The feeling isn’t an end in itself. It alerts us that something is going on that we probably need to address. Let me share an example from my recent past. When I began my work at Rainbow Hospice, I was fulfilling a dream that was 20 years in the making: serving a hospice as a bereavement coordinator. My husband and I moved from Illinois where we had lived for almost 30 years, leaving behind work, friends, church, and the home where we had raised our children. I wasn’t in my new role long, a role that I had dreamed and hoped for, when I found myself out of sorts. I felt sad. I wasn’t enjoying my work. I even began to wonder if taking the job had been a mistake.
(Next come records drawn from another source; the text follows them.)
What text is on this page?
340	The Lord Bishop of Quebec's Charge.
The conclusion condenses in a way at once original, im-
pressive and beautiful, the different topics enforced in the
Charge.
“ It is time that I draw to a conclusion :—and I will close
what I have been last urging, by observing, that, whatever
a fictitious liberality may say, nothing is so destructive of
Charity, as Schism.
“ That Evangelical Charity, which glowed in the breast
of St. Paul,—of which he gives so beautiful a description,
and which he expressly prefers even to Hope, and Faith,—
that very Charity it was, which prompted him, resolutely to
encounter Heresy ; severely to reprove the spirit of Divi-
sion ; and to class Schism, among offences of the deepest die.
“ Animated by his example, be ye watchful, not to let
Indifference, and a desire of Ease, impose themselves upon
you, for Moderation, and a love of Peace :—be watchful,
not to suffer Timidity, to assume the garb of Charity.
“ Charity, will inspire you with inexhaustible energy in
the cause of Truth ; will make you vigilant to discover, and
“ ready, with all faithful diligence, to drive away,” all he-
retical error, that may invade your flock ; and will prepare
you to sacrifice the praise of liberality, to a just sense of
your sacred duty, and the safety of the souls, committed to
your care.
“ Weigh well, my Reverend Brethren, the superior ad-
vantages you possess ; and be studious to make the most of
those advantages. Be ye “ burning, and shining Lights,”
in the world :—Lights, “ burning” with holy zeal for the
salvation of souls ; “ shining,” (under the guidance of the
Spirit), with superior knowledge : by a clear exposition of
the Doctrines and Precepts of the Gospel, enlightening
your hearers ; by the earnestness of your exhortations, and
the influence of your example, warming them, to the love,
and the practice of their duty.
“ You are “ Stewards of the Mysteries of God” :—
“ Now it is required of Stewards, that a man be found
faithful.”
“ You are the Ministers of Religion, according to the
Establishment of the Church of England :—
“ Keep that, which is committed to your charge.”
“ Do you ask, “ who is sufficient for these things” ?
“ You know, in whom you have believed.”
Here’s what I did. I accepted that I was sad. I decided to learn from my sadness. I talked to other people about my sadness. I thought about my sadness. I wrote about my sadness. Why was I sad? What made me sad? I learned two things. First, I was grieving. I had left behind deep relationships, a job where I was trusted and respected, our family home, a loving church. I needed to take time to grieve what I had lost, to name all the people and experiences and the community that I still loved but had left. Second, I was lonely. I was on the outside looking in on people who had developed relationships with each other. I longed for that camaraderie even as I understood that developing new relationships would take time.

What relief I felt to understand what was going on. Nothing changed. I was still sad. I was still lonely. But now I knew why. It made sense that I needed to grieve all that I had left behind. It made sense that I was lonely as I adjusted to my new role in new employment in a new state. I knew that I was going to be okay. Following my feelings led me to new insight.

In regards to the daughter who expressed anger, her anger was appropriate. She understood that she had lost control, not only of her mother’s care, but was also unable to be present with her mother. She found herself powerless and helpless. All of the ways she would have loved and honored her mother were robbed from her.

This work that I did and that I’m inviting you to do is encapsulated in the following Native American proverb, “If you can give something a name and a shape, you have power over it. But if you can’t give it a name and a shape, then it has power over you.”

Yes, you get to feel however you are feeling. But don’t stop there. Let your feelings teach you, too.